Re: [RFC PATCH v4 0/6] sched/cpufreq: Make schedutil energy aware

From: Peter Zijlstra
Date: Mon Feb 10 2020 - 08:21:51 EST


On Wed, Jan 22, 2020 at 06:14:24PM +0000, Douglas Raillard wrote:
> Hi Peter,
>
> Since the v3 was posted a while ago, here is a short recap of the hanging
> comments:
>
> * The boost margin was relative, but we came to the conclusion it would make
> more sense to make it absolute (done in that v4).

As per (patch #1):

+ max_cost = pd->table[pd->nr_cap_states - 1].cost;
+ cost_margin = (cost_margin * max_cost) / EM_COST_MARGIN_SCALE;

So we'll allow the boost to double energy consumption (or rather, since
you cannot go above the max OPP, we're allowed that).

> * The main remaining blur point was why defining boost=(util - util_est) makes
> sense.
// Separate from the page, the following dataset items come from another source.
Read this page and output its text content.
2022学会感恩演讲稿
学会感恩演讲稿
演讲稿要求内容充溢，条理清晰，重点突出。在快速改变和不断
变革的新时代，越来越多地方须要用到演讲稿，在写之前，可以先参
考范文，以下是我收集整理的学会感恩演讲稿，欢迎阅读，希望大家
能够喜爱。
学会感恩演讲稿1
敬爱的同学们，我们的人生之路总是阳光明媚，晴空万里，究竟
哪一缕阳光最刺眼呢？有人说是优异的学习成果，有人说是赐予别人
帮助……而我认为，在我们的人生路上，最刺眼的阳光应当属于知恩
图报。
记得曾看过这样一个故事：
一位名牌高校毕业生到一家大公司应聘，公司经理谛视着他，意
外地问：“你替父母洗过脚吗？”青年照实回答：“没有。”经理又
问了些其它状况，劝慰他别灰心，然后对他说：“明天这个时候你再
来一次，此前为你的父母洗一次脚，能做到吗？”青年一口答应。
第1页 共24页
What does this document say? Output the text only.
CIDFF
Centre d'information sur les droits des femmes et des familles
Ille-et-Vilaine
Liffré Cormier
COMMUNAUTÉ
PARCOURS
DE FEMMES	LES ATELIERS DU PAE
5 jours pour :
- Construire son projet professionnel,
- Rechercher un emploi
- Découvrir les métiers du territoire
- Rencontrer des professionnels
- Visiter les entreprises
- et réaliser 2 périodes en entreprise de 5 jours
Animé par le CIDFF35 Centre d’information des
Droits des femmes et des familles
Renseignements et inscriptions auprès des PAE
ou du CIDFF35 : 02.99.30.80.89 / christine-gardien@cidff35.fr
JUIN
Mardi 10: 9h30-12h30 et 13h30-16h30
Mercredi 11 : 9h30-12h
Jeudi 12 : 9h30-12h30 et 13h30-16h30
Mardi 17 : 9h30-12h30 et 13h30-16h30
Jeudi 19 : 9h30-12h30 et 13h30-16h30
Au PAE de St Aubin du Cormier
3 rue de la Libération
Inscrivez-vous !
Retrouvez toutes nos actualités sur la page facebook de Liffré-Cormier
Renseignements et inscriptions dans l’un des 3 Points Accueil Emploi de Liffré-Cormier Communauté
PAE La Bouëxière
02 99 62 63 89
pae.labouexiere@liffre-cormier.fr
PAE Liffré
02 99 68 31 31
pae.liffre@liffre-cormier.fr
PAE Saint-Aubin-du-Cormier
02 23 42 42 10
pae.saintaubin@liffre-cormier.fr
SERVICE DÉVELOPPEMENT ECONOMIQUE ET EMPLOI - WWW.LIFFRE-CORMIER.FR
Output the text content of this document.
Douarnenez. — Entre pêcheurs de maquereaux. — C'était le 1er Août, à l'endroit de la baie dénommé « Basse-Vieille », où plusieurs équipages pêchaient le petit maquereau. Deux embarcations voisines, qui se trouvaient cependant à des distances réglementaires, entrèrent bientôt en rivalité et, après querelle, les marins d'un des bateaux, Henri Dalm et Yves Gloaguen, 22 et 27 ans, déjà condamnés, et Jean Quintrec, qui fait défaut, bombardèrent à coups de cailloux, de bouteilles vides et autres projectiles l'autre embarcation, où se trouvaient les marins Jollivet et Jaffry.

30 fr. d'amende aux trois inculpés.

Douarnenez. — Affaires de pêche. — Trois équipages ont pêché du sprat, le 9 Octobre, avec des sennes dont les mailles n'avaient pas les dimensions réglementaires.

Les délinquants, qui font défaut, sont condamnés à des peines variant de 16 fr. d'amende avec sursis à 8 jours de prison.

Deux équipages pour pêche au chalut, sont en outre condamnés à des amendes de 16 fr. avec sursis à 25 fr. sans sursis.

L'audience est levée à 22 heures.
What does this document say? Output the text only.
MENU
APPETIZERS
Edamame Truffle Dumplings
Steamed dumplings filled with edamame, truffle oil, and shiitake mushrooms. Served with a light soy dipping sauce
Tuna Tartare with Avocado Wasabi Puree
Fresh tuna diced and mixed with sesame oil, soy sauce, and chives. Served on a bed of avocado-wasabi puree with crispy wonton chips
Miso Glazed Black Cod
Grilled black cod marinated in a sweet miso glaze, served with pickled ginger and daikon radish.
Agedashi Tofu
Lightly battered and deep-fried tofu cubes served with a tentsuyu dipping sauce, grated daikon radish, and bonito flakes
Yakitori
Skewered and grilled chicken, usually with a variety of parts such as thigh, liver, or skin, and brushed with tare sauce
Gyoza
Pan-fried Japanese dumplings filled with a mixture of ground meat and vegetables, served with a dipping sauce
The justification for that is that we use PELT-shaped signal to drive
> the frequency, so using a PELT-shaped signal for the boost makes sense for the
> same reasons.

As per (patch #4):

+ unsigned long boost = 0;

+ if (util_est_enqueued == sg_cpu->util_est_enqueued &&
+ util_avg >= sg_cpu->util_avg &&
+ util_avg > util_est_enqueued)
+ boost = util_avg - util_est_enqueued;

The result of that is not, strictly speaking, a PELT shaped signal.
Although when it is !0 the curves are similar, albeit offset.

> AFAIK there is no specific criteria to meet for frequency selection signal shape
> for anything else than periodic tasks (if we don't add other constraints on
> top), so (util - util_est)=(util - constant) seems as good as anything else.
> Especially since util is deemed to be a good fit in practice for frequency
> selection. Let me know if I missed anything on that front.


Given:

sugov_get_util() <- cpu_util_cfs() <- UTIL_EST ? util_est.enqueued : util_avg.

our next_f becomes:

next_f = 1.25 * util_est * max_freq / max;

so our min_freq in em_pd_get_higher_freq() will already be compensated
for the offset.

So even when:

boost = util_avg - util_est

is small, despite util_avg being huge (~1024), due to large util_est,
we'll still get an effective boost to max_cost ASSUMING cs[].cost and
cost_margin have the same curve.

They have not.

assuming cs[].cost ~ f^3, and given our cost_margin ~ f, that leaves a
factor f^2 on the table.

So the higher the min_freq, the less effective the boost.

Maybe it all works out in practise, but I'm missing a big picture
description of it all somewhere.